Since that is dominated by the 64 bit results, stop showing them.

sthreshs = list(sorted(thresholds))
sthreshs.reverse()
nCols = 2
nRows = len(sthreshs)//nCols
if len(sthreshs)%nCols: 
    nRows+=1

figsize(8*nCols,6*nRows)

bcounts = (2048,1024,512,256,128,)
for i,thresh in enumerate(sthreshs):
    subplot(nRows,nCols,i+1)
    hist([results[x][thresh] for x in bcounts],log='true', label=[str(x) for x in bcounts]);
    legend();
    title(f'number of neighbors, thresh={thresh:.1f}');

We can see here that the more folded fingerprints tend to yield more neighors at a given threshold. This makes sense given what we saw above, which is that similarity values tend to be higher as fingerprints are folded.

It’s also clear, though not super surprising, that the 64 bit fingerprint isn’t going to be useful with low similarity thresholds: we just get way too many extra hits.

How many hits do we miss?

This does not show the overwhelming number of examples where no hits are missed.

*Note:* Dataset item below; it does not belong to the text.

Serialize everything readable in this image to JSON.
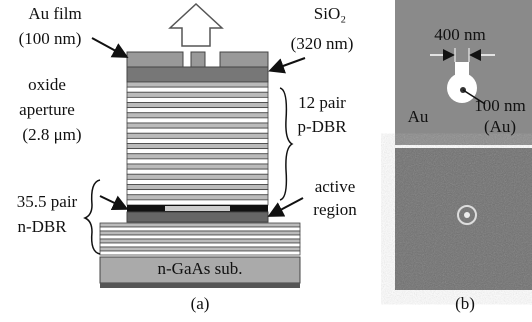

sthreshs = list(sorted(thresholds))
sthreshs.reverse()
nCols = 2
nRows = len(sthreshs)//nCols
if len(sthreshs)%nCols: 
    nRows+=1

figsize(8*nCols,6*nRows)

bcounts = (2048,1024,512,256,128,64)
for i,thresh in enumerate(sthreshs):
    subplot(nRows,nCols,i+1)
    hist([[y for y in missed[x][thresh] if y>0] for x in bcounts],log='true', label=[str(x) for x in bcounts]);
    legend();
    title(f'number of neighbors missed, thresh={thresh:.1f}');

Efficiency, look at the number of extra hits

We don’t bother including 64 bits in here since it’s clear that from the above that too many results are returned.

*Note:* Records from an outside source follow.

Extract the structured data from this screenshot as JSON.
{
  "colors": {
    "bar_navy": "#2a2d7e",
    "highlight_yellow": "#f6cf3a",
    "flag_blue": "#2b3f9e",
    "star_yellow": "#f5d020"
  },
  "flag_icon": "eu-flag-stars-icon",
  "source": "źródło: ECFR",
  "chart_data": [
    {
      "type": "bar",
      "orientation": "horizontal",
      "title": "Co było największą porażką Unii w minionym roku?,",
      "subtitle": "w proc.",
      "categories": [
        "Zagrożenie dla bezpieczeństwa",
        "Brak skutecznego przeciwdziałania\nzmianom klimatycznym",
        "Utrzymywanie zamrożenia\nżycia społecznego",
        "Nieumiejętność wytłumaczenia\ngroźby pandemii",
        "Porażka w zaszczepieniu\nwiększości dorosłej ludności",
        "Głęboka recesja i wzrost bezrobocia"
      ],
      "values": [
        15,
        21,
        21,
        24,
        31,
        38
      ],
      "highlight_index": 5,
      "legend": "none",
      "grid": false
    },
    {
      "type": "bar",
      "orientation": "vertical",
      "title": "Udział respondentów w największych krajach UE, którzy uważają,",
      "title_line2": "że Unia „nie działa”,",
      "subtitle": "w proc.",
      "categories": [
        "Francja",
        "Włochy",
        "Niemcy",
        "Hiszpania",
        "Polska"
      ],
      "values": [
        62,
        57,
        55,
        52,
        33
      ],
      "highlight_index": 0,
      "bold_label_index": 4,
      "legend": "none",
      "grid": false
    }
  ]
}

sthreshs = list(sorted(thresholds))
sthreshs.reverse()
nCols = 2
nRows = len(sthreshs)//nCols
if len(sthreshs)%nCols: 
    nRows+=1

figsize(8*nCols,6*nRows)
bcounts = (2048,1024,512,256,128,)
for i,thresh in enumerate(sthreshs):
    subplot(nRows,nCols,i+1)
    hist([[y-results[4096][thresh][i] for i,y in enumerate(results[x][thresh])] for x in bcounts],log='true', 
         label=[str(x) for x in bcounts]);
    legend();
    title(f'number of extra hits, thresh={thresh:.1f}');

There are a small number of instances at higher thresholds where we don’t find all the hits, we saw this above.